3. What is the significance of the statement in the fifth part of "Burnt Norton," "Words strain, / Crack and sometimes break... Will not stay still"?

4. How is the "here" of Part III of "Burnt Norton" described, and what is significant about this description?

5. What is an interpretative possibility for the final four lines of the first part of "East Coker"?

6. What is signified by the statement "Distracted from distraction by distraction" in "Burnt Norton"'s third part?

7. What is the significance of the first 13 lines of "East Coker"?

8. What is meant by the "intolerable wrestled / With words and meanings" in the second part of "East Coker"?

9. What is signified by the phrase in Part III of "East Coker," "the growing terror of nothing to think about"?
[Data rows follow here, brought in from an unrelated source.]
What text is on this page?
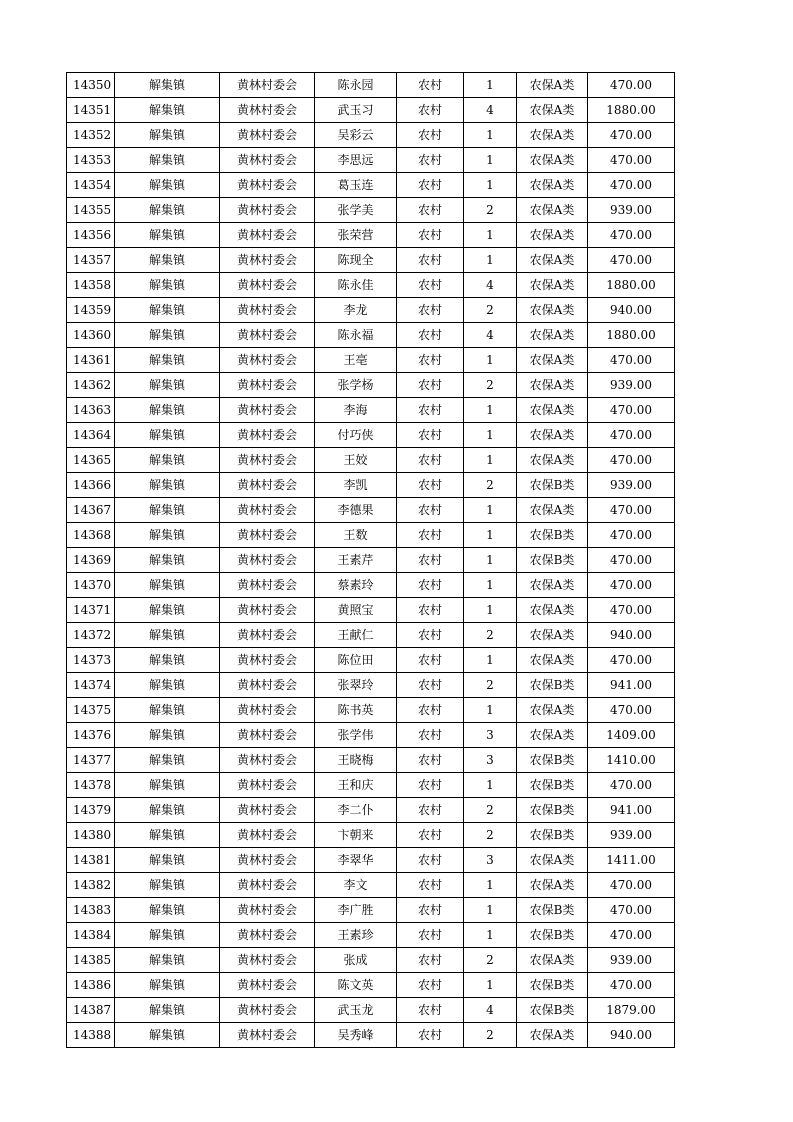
14350	解集镇	黄林村委会	陈永园	农村	1	农保A类	470.00
14351	解集镇	黄林村委会	武玉习	农村	4	农保A类	1880.00
14352	解集镇	黄林村委会	吴彩云	农村	1	农保A类	470.00
14353	解集镇	黄林村委会	李思远	农村	1	农保A类	470.00
14354	解集镇	黄林村委会	葛玉连	农村	1	农保A类	470.00
14355	解集镇	黄林村委会	张学美	农村	2	农保A类	939.00
14356	解集镇	黄林村委会	张荣营	农村	1	农保A类	470.00
14357	解集镇	黄林村委会	陈现全	农村	1	农保A类	470.00
14358	解集镇	黄林村委会	陈永佳	农村	4	农保A类	1880.00
14359	解集镇	黄林村委会	李龙	农村	2	农保A类	940.00
14360	解集镇	黄林村委会	陈永福	农村	4	农保A类	1880.00
14361	解集镇	黄林村委会	王亳	农村	1	农保A类	470.00
14362	解集镇	黄林村委会	张学杨	农村	2	农保A类	939.00
14363	解集镇	黄林村委会	李海	农村	1	农保A类	470.00
14364	解集镇	黄林村委会	付巧侠	农村	1	农保A类	470.00
14365	解集镇	黄林村委会	王姣	农村	1	农保A类	470.00
14366	解集镇	黄林村委会	李凯	农村	2	农保B类	939.00
14367	解集镇	黄林村委会	李德果	农村	1	农保A类	470.00
14368	解集镇	黄林村委会	王数	农村	1	农保B类	470.00
14369	解集镇	黄林村委会	王素芹	农村	1	农保B类	470.00
14370	解集镇	黄林村委会	蔡素玲	农村	1	农保A类	470.00
14371	解集镇	黄林村委会	黄照宝	农村	1	农保A类	470.00
14372	解集镇	黄林村委会	王献仁	农村	2	农保A类	940.00
14373	解集镇	黄林村委会	陈位田	农村	1	农保A类	470.00
14374	解集镇	黄林村委会	张翠玲	农村	2	农保B类	941.00
14375	解集镇	黄林村委会	陈书英	农村	1	农保A类	470.00
14376	解集镇	黄林村委会	张学伟	农村	3	农保A类	1409.00
14377	解集镇	黄林村委会	王晓梅	农村	3	农保B类	1410.00
14378	解集镇	黄林村委会	王和庆	农村	1	农保B类	470.00
14379	解集镇	黄林村委会	李二仆	农村	2	农保B类	941.00
14380	解集镇	黄林村委会	卞朝来	农村	2	农保B类	939.00
14381	解集镇	黄林村委会	李翠华	农村	3	农保A类	1411.00
14382	解集镇	黄林村委会	李文	农村	1	农保A类	470.00
14383	解集镇	黄林村委会	李广胜	农村	1	农保B类	470.00
14384	解集镇	黄林村委会	王素珍	农村	1	农保B类	470.00
14385	解集镇	黄林村委会	张成	农村	2	农保A类	939.00
14386	解集镇	黄林村委会	陈文英	农村	1	农保B类	470.00
14387	解集镇	黄林村委会	武玉龙	农村	4	农保B类	1879.00
14388	解集镇	黄林村委会	吴秀峰	农村	2	农保A类	940.00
10. What might be meant by the statement of the bird at the end of "Burnt Norton"'s first part, that "human kind / Cannot bear very much reality"?

Essay Topics

Write an essay for ONE of the following topics:

Essay Topic 1

Each of The Four Quartets is both united to the others and yet distinct with a complete meaning unto itself. Discuss the principal themes in "Burnt Norton," including time, the past, stillness, motion, and pattern, indicating the ways in which they are unified and present a coherent thought. How are these themes presented in the poem? What unites them? How are they, as a coherent whole, related to the other poems in the work? What is the significance of these relations? How do they help to unveil the overall meaning of "Burnt Norton"? How does this overall meaning contribute to interpretation of the whole work?

Essay Topic 2

One of the most complicated metaphysical threads running through The Four Quartets is Eliot's conception of Time as a whole. It is constantly surrounded by paradoxes and non sequitur. In a thorough and thoughtful analytical essay, unpack the complications surrounding Eliot's conception of Time. How does his thinking contrast with that of convention? How are the past, present, and future distinct and yet comparable? In what do they each consist? How are they unified? How is time an imperfection? How is man outside of time? How is man nonetheless constrained to temporal existence?

Essay Topic 3

Pat III of "East Coker" is eminently concerned with man's feelings of anxiety in the modern world, particularly as he is left with a sense of being conscious of nothing, or the content of the things of which he is conscious being essentially nothing. Examine this prevalence of anxiety as it is presented in the poem. What is anxiety? What does anxiety do to a person? In the face of what is man made anxious? Why does he have these feelings of anxiety? What does this indicate about the nature of the human person? What does this indicate about the nature of the things with which man regularly occupies himself in the world? How is this significant to the meaning of the poem as a whole? How is it significant to the whole of The Four Quartets?